Des responsables de la sécurité britanniques, canadiens et américains ont annoncé ce jeudi 6 juillet que des pirates informatiques liés aux services de renseignements russes essayaient activement de voler des informations aux chercheurs travaillant à la production de vaccins contre le coronavirus.
Paul Chichester, directeur des opérations du Centre national de cybersécurité britannique (NCSC), vient d’annoncer que des hackers russes soutenus par le gouvernement ont lancé « des attaques méprisables contre ceux qui font un travail vital pour combattre la pandémie de coronavirus ». « Nous invitons les organisations (…) à défendre leurs réseaux », a déclaré M. Chichester dans un communiqué.
« Il est totalement inacceptable que les services de renseignement russes ciblent ceux qui travaillent à la lutte contre la pandémie de coronavirus », a tonné le ministre britannique des affaires étrangères, Dominic Raab
Dans un avis publié jeudi, le NCSC a déclaré qu’un groupe nommé APT29, également connu sous le nom de « the Dukes » ou « Cozy Bear », avait ciblé des organisations britanniques, américaines et canadiennes de recherche et de développement de vaccins. Le gouvernement britannique a déclaré qu’il était certain à 95 % que l’APT29 faisait partie des services de renseignements russes. Les experts américains et canadiens sont arrivés à la même conclusion.

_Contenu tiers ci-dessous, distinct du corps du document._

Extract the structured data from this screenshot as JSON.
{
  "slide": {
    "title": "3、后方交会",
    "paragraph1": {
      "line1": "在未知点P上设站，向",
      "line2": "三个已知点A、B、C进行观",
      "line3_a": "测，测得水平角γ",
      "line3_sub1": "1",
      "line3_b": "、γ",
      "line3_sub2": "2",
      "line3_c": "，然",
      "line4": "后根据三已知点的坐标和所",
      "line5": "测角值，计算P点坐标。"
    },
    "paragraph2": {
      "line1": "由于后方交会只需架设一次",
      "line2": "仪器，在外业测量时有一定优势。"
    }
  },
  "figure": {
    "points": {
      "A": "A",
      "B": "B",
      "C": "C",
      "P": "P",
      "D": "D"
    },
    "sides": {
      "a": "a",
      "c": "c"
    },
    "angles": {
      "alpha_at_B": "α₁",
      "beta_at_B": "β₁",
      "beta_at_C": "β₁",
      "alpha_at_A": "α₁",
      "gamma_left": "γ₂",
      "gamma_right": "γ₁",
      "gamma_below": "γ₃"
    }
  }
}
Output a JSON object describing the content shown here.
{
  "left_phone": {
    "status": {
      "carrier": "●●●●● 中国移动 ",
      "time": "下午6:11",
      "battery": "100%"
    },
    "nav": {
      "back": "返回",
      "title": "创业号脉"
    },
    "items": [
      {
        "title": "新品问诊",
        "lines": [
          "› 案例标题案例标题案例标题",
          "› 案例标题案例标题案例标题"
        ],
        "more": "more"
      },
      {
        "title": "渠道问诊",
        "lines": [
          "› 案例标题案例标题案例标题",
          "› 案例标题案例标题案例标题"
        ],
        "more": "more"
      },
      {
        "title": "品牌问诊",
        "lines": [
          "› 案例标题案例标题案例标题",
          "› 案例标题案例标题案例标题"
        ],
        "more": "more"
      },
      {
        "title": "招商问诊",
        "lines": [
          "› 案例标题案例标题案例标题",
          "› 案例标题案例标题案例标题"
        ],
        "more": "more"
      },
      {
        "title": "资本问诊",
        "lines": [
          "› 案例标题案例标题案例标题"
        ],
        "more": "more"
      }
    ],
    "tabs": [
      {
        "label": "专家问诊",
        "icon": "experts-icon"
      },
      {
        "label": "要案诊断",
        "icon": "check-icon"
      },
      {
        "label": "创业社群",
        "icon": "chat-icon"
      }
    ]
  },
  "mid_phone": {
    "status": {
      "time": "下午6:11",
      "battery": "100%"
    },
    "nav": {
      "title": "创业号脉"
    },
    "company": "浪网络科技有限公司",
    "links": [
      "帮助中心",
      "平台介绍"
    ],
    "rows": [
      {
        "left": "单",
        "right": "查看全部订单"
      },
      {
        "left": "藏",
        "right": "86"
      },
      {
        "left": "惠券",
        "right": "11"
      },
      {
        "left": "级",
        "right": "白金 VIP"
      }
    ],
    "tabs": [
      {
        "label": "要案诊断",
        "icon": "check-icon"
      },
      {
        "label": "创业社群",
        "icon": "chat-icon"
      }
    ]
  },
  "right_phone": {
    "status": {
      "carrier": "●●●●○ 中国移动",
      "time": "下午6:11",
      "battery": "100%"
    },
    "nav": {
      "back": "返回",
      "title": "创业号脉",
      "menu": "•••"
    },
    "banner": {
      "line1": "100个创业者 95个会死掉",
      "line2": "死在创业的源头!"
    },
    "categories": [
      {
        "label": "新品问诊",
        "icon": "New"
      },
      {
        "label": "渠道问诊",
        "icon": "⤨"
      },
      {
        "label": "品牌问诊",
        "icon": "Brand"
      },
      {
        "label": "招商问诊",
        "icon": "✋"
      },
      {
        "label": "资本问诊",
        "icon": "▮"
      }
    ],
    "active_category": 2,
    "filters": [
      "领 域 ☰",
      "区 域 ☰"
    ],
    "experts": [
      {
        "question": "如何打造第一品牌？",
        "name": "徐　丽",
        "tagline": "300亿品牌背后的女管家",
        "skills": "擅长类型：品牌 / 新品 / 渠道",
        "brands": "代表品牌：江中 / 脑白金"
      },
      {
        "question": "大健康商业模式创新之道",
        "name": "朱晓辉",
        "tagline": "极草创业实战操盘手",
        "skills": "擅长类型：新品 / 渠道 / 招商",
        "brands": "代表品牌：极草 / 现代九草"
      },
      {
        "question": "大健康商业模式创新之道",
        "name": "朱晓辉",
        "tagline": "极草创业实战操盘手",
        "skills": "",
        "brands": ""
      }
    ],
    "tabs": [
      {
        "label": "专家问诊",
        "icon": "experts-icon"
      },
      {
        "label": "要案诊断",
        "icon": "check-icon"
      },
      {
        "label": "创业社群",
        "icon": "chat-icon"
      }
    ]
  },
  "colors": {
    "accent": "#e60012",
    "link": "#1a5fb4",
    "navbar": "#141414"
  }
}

« L’APT29 a une longue histoire de ciblage des organisations gouvernementales, diplomatiques, de réflexion, de santé et d’énergie à des fins de renseignement. Nous encourageons donc tout le monde à prendre cette menace au sérieux », a déclaré Anne Neuberger, directrice de la cybersécurité pour l’Agence de sécurité nationale américaine, dans un communiqué.
Il est fort probable que le groupe essayait de collecter des informations sur le développement de vaccins ou sur la recherche sur le virus lui-même, a avancé le ministère britannique des affaires étrangères et du Commonwealth dans un communiqué.
Les responsables américains affirment que les pirates informatiques du gouvernement russe sont des habitués de ce genre d’espionnage et ont déjà pénétré les réseaux d’affaires des compagnies énergétiques et nucléaires. L’opération d’espionnage russe est actuellement en cours suscitant la mobilisation de cyber-experts britanniques, américains et canadiens travaillant à la défense des laboratoires et des données de recherche, selon le Government Communications Headquarters, communément appelé GCHQ, la branche britannique du renseignement et de la sécurité.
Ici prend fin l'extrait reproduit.